Album Review – ‘Mr. Wonderful’ by Action Bronson

Action Bronson’s demeanour and comedic yet intelligent lyrics have been propelling him to greater and greater heights since 2011, and the same values can be heard in his latest effort, Mr. Wonderful, the New York rapper’s major label debut with Atlantic Records and Vice Records. Solid to good mixtapes served in building his base, and a slew of singles from the album made this record one of the most anticipated of the genre this year.

“My mother said I better win or else she’ll fuck me up. Ma we did it, I love you, you lucky slut” (‘The Rising’)

That might have played a part in why it was so disappointing – it’s not even his fault most of time. The piano-based instrumentals that appear throughout the album are a good listen to begin with, especially in the first 10 or 15 minutes, but towards the end the value gets eroded, especially with ‘A Light in the Addict’ and its fairly long outro, which although is a smooth listen, gets repetitive. These Action Bronson-less moments are far too frequent, and it feels as if he doesn’t rap for half the album – ‘Thug Love Story 2017 A Musical (Interlude)’ is a prime example of when an artist tries to pad out an album with filler, just a pointless reference to his Blue Chips track ‘Thug Love Story 2012’. Although he succeeds in getting the city street atmosphere pretty realistic in this 2 minute interlude, the ‘song’ itself is pretty forgettable.
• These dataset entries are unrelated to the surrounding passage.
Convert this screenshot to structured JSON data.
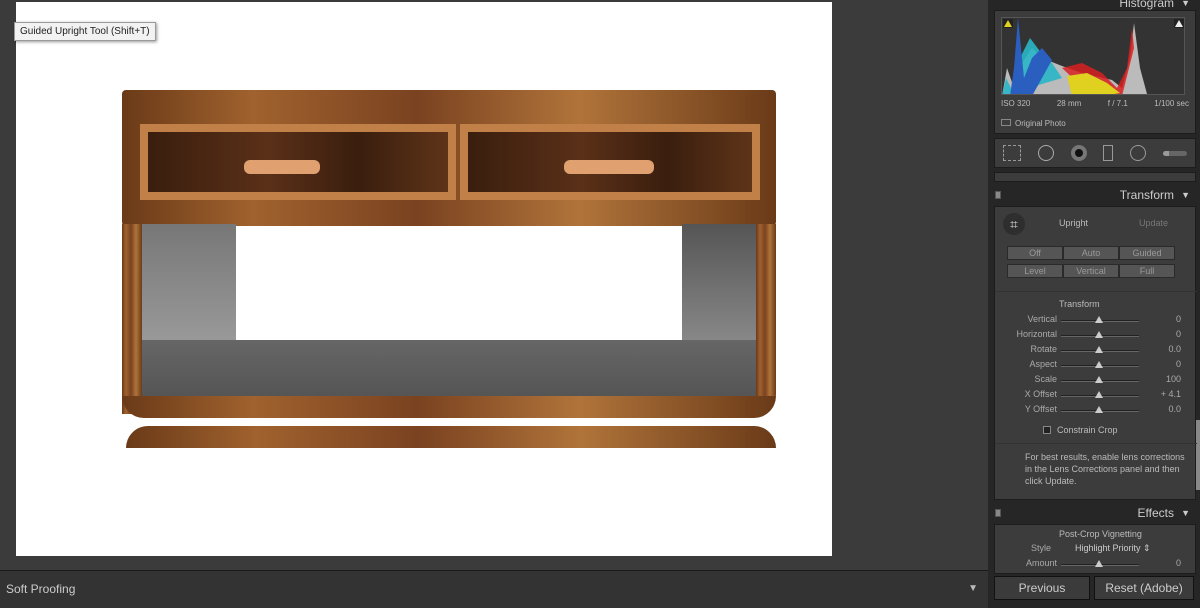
{
  "tooltip": "Guided Upright Tool (Shift+T)",
  "bottombar": {
    "label": "Soft Proofing"
  },
  "histogram": {
    "title": "Histogram",
    "iso": "ISO 320",
    "focal": "28 mm",
    "aperture": "f / 7.1",
    "shutter": "1/100 sec",
    "original_photo": "Original Photo"
  },
  "tools": [
    "grid-crop-icon",
    "spot-removal-icon",
    "red-eye-icon",
    "graduated-filter-icon",
    "radial-filter-icon",
    "adjustment-brush-icon"
  ],
  "transform": {
    "title": "Transform",
    "upright": "Upright",
    "update": "Update",
    "modes": [
      "Off",
      "Auto",
      "Guided",
      "Level",
      "Vertical",
      "Full"
    ],
    "section": "Transform",
    "sliders": [
      {
        "label": "Vertical",
        "value": "0"
      },
      {
        "label": "Horizontal",
        "value": "0"
      },
      {
        "label": "Rotate",
        "value": "0.0"
      },
      {
        "label": "Aspect",
        "value": "0"
      },
      {
        "label": "Scale",
        "value": "100"
      },
      {
        "label": "X Offset",
        "value": "+ 4.1"
      },
      {
        "label": "Y Offset",
        "value": "0.0"
      }
    ],
    "constrain": "Constrain Crop",
    "hint": "For best results, enable lens corrections in the Lens Corrections panel and then click Update."
  },
  "effects": {
    "title": "Effects",
    "section": "Post-Crop Vignetting",
    "style_label": "Style",
    "style_value": "Highlight Priority",
    "amount_label": "Amount",
    "amount_value": "0"
  },
  "buttons": {
    "previous": "Previous",
    "reset": "Reset (Adobe)"
  }
}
Bronson succeeds on 4 or 5 of the tracks – ‘Baby Blue’ begins with Bronson warbling away, one of only times it actually works, and spins his bullshit bravado verses with a side of emotion and love to perfection, just a simple piano loop to cover him. His likening of oral sex to “eating pudding”, the food references continuing likening sex with “a speciality with white snake and underwear sauce”. Unfortunately, this sentiment is overshadowed by a Chance the Rapper appearance, who achieves the same thing but in a slightly smarter and funnier manner.
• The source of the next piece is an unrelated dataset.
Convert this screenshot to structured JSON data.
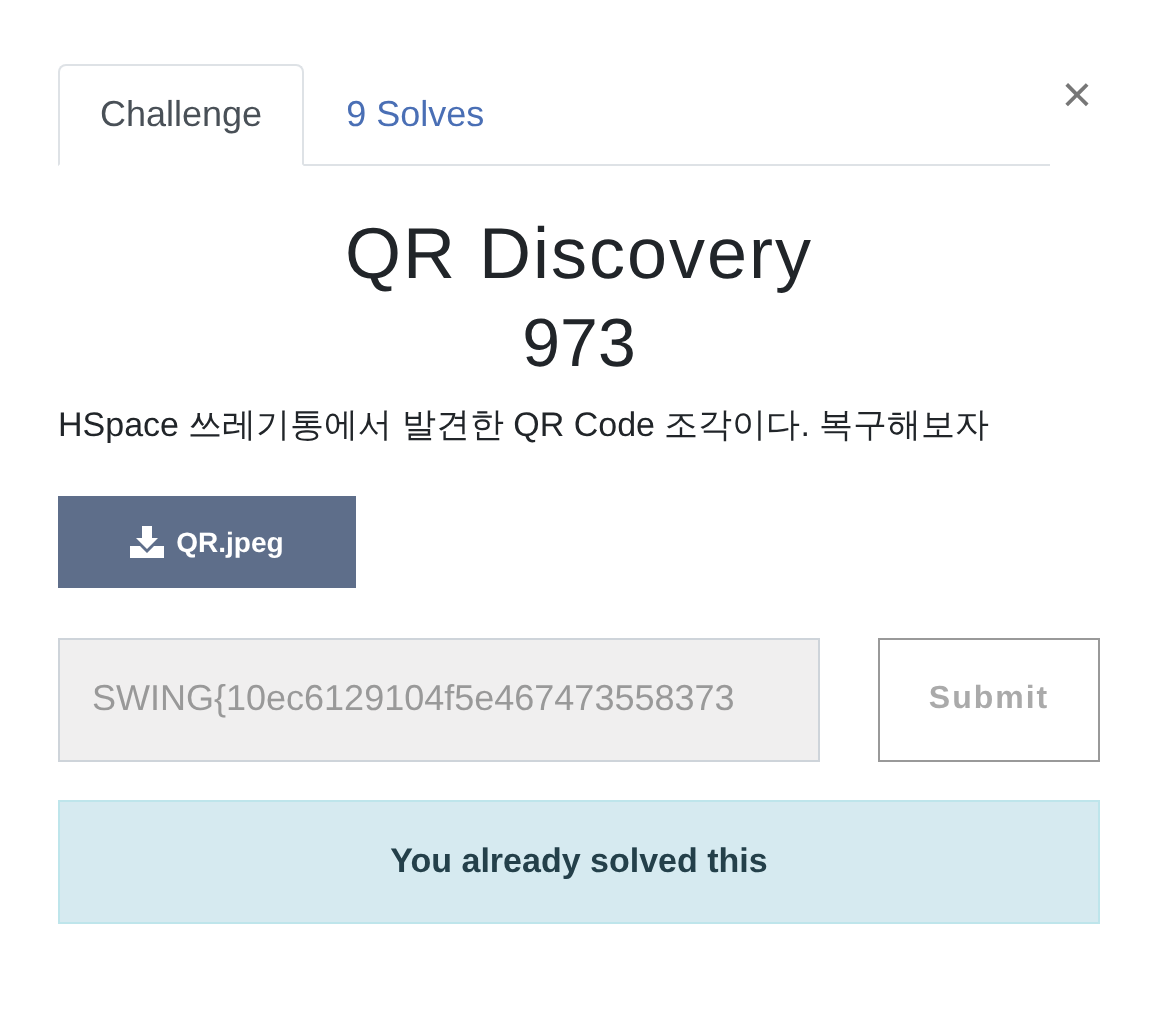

‘Easy Rider’ is also a good listen, a move away from the Billy Joel vibe that is strewn across the rest of the album. Produced by recurring collaborator Party Supplies, the real standout here is the simple yet effective guitar solo, which is out of place when compared to the rest of the album, but is great nonetheless.

‘Brand New Car’ and ‘Easy Rider’ provide a great start and finish to Mr. Wonderful respectively, but in between them there’s not much else to rave about. Luckily for Mr. Bronson we’ll remember the highs from this record (à la “Terry”) and forget the lows (“City Boy Blues”), and so he won’t be out of the spotlight for too long after this.